“SMALL TOWN GAY BAR”– real people, real places

“Small Town Gay Bar”

Real People, Real Places

Amos Lassen

We are witnessing a strange period in our history. Gay marriage has become a major, albeit divisive, issue in the world of politics today and it is evident that the fight for civil rights is still being waged. This is especially true in the southern United States, in small towns. Those who live in these areas do not have the same outlets that members of their communities have in bigger cities and in many cases they face hatred and cruelty n a daily basis. The only place they can feel safe is behind the four walls of the local gay bar and here is what “Small Town Gay Bar” is about.

The film gives us an inside and intimate look at two small town gay bars in Mississippi and we learn about the physical place and the people who go there.

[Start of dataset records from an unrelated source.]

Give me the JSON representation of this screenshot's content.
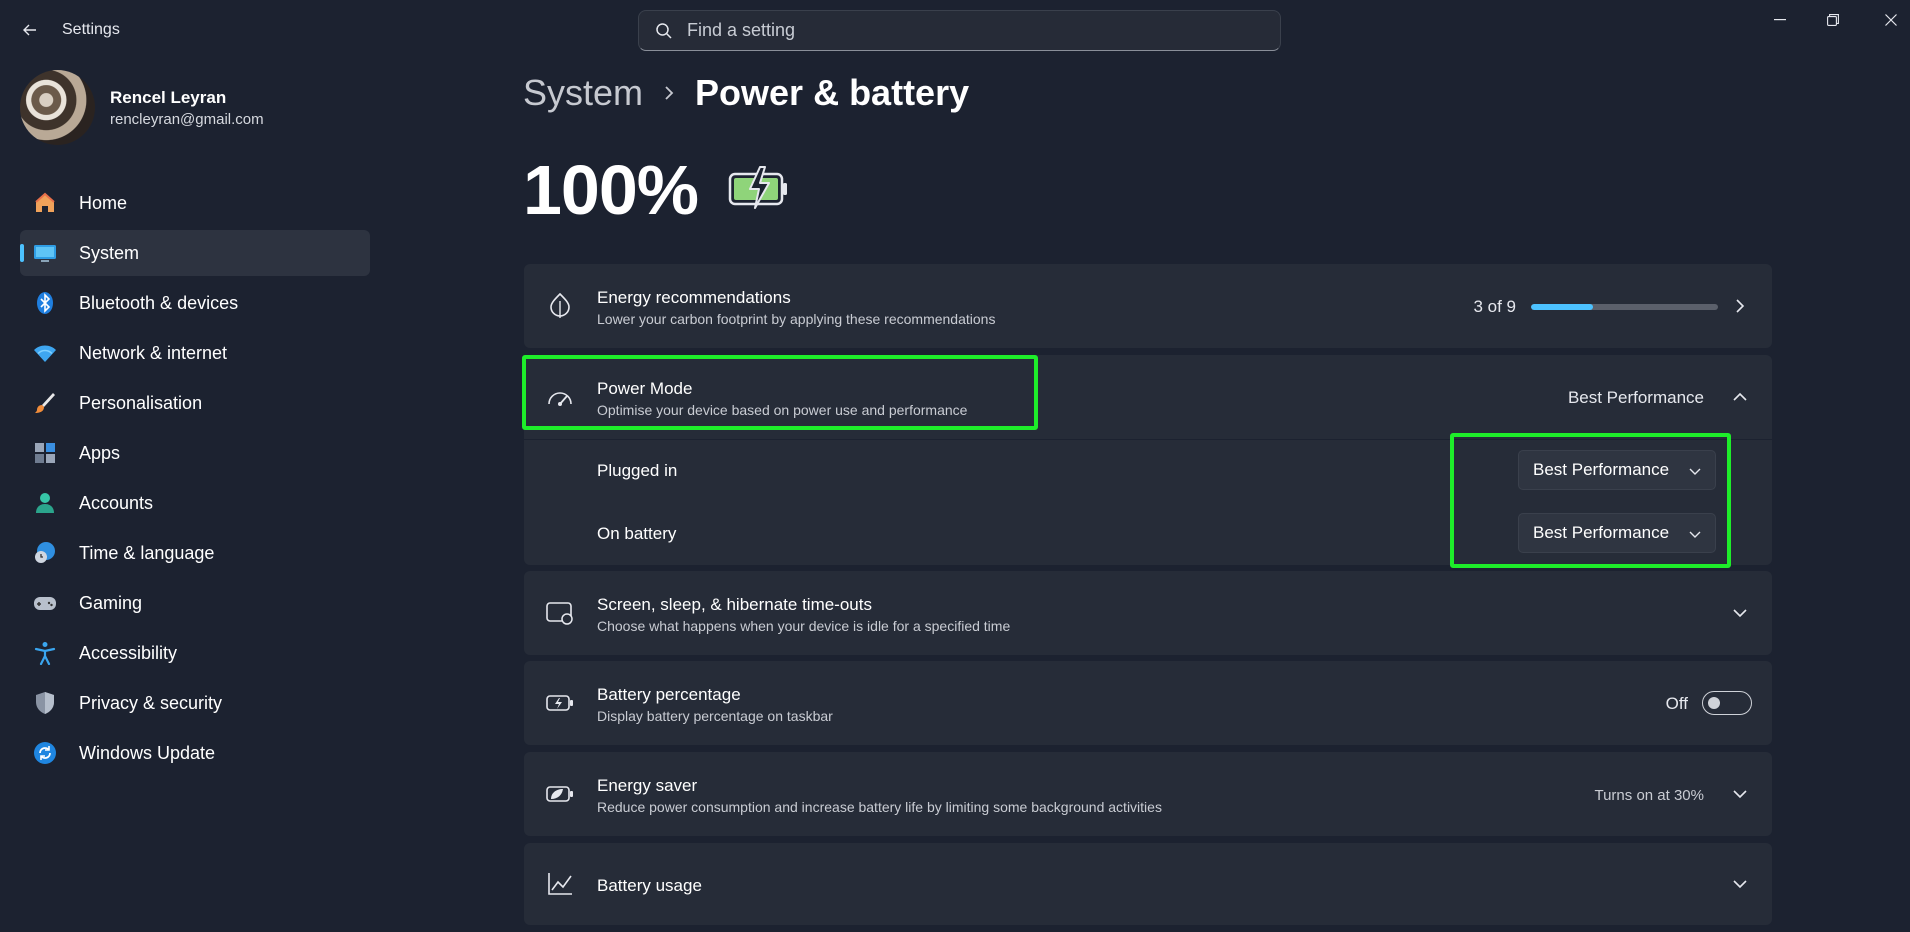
{
  "window": {
    "title": "Settings",
    "search_placeholder": "Find a setting"
  },
  "profile": {
    "name": "Rencel Leyran",
    "email": "rencleyran@gmail.com"
  },
  "sidebar": {
    "items": [
      {
        "label": "Home",
        "icon": "home-icon"
      },
      {
        "label": "System",
        "icon": "system-icon",
        "active": true
      },
      {
        "label": "Bluetooth & devices",
        "icon": "bluetooth-icon"
      },
      {
        "label": "Network & internet",
        "icon": "wifi-icon"
      },
      {
        "label": "Personalisation",
        "icon": "brush-icon"
      },
      {
        "label": "Apps",
        "icon": "apps-icon"
      },
      {
        "label": "Accounts",
        "icon": "accounts-icon"
      },
      {
        "label": "Time & language",
        "icon": "globe-clock-icon"
      },
      {
        "label": "Gaming",
        "icon": "gamepad-icon"
      },
      {
        "label": "Accessibility",
        "icon": "accessibility-icon"
      },
      {
        "label": "Privacy & security",
        "icon": "shield-icon"
      },
      {
        "label": "Windows Update",
        "icon": "update-icon"
      }
    ]
  },
  "breadcrumb": {
    "parent": "System",
    "current": "Power & battery"
  },
  "battery": {
    "percent_text": "100%"
  },
  "energy_recommendations": {
    "title": "Energy recommendations",
    "subtitle": "Lower your carbon footprint by applying these recommendations",
    "progress_text": "3 of 9",
    "progress_fraction": 0.333
  },
  "power_mode": {
    "title": "Power Mode",
    "subtitle": "Optimise your device based on power use and performance",
    "value": "Best Performance",
    "plugged_in_label": "Plugged in",
    "plugged_in_value": "Best Performance",
    "on_battery_label": "On battery",
    "on_battery_value": "Best Performance"
  },
  "screen_sleep": {
    "title": "Screen, sleep, & hibernate time-outs",
    "subtitle": "Choose what happens when your device is idle for a specified time"
  },
  "battery_percentage": {
    "title": "Battery percentage",
    "subtitle": "Display battery percentage on taskbar",
    "state": "Off"
  },
  "energy_saver": {
    "title": "Energy saver",
    "subtitle": "Reduce power consumption and increase battery life by limiting some background activities",
    "status": "Turns on at 30%"
  },
  "battery_usage": {
    "title": "Battery usage"
  },
  "colors": {
    "accent": "#4cc2ff",
    "highlight": "#1eed2a",
    "background": "#1c2230",
    "card": "#262c38"
  }
}
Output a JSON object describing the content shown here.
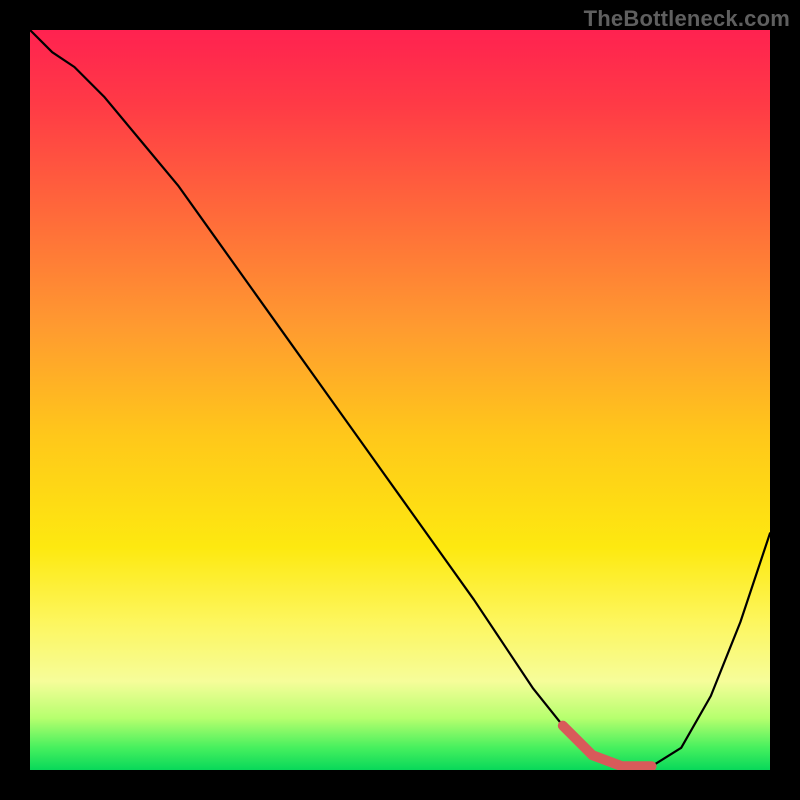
{
  "watermark": "TheBottleneck.com",
  "chart_data": {
    "type": "line",
    "title": "",
    "xlabel": "",
    "ylabel": "",
    "xlim": [
      0,
      100
    ],
    "ylim": [
      0,
      100
    ],
    "grid": false,
    "legend": false,
    "series": [
      {
        "name": "bottleneck-curve",
        "x": [
          0,
          3,
          6,
          10,
          15,
          20,
          25,
          30,
          35,
          40,
          45,
          50,
          55,
          60,
          64,
          68,
          72,
          76,
          80,
          84,
          88,
          92,
          96,
          100
        ],
        "values": [
          100,
          97,
          95,
          91,
          85,
          79,
          72,
          65,
          58,
          51,
          44,
          37,
          30,
          23,
          17,
          11,
          6,
          2,
          0.5,
          0.5,
          3,
          10,
          20,
          32
        ]
      }
    ],
    "highlight": {
      "x_start": 70,
      "x_end": 85,
      "description": "flat-minimum-segment"
    },
    "background_gradient": {
      "top": "#ff2250",
      "mid": "#fde910",
      "bottom": "#08d85a"
    }
  }
}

The proprietors, in many cases, struggle against strong odds to maintain their place in very hostile territory and throughout the film the bar patrons show their gratefulness. We see a lot of dancing, a lot of drinking and good times but more than everything else we see a family being created. Directed by Malcolm Ingram, joy and pain are balanced and we are brought to know what oppression means as well as how wonderful it is to find a community.

The GLBT community in Mississippi lives deep in the heart of the Bible belt. Those who are open about their sexuality not only face rejection from their “friends” and family but sometimes violence as well. Religious organizations regard them as abominations and doom them to hell, both here on earth and afterwards. The ONLY place they cam find any kind of acceptance is the local bar which acts as an adoptive family and gives them support and understanding in a culture that would rather see them gone.

“Small Town Gay Bar” is not only about gay people but more importantly about the struggle for human rights in today’s America. It carefully examines various issues that our community faces through skillfully interwoven vignettes that show the struggle and does so by looking at two gay bars in Mississippi—“Rumors” in Shannon and “Different Seasons” in Meridian. Here is the story of real people in real places and how they build a community—a “family of love and acceptance in a world that has offered them none”. The film looks at the owners, the patrons and the employees of the bars in a humanizing fashion and as we look into the eyes of these people we cannot help but feel the pain they feel as they have endured the hurt of the society around them. And we rejoice when we see them find acceptance and we realize that they are us.

It is hard to imagine being gay in a town like Shannon, Mississippi with a population of only 1657 people or in Meridian which as a larger population of 40,000. I can’t imagine having to keep my sexuality a secret and not being allowed to be who I am—although I have found some of that here in Little Rock, Arkansas. I have not had to face attacks or public exposure from the religious right or extreme prejudice like my brothers and sisters in Mississippi.

Ingram gives us a short history of rural gay bars that have come and gone and exposes the hypocrisy of the Redneck south. We learn of hate crimes that have not been solved—of brutal beatings and stabbings and murder and decapitation. Then we learn how the local bars function as places of hope and acceptance as alternative families to those who come to them. Ingram even asks his subjects why they choose to stay in the places where they are so hated and we hear their answers which many times are heartbreaking.

This is such an important look at the America that many of us are unaware of. Many of us have never had to endure what these people have endured but we should know about it and help others find new ways so that they can be who they are.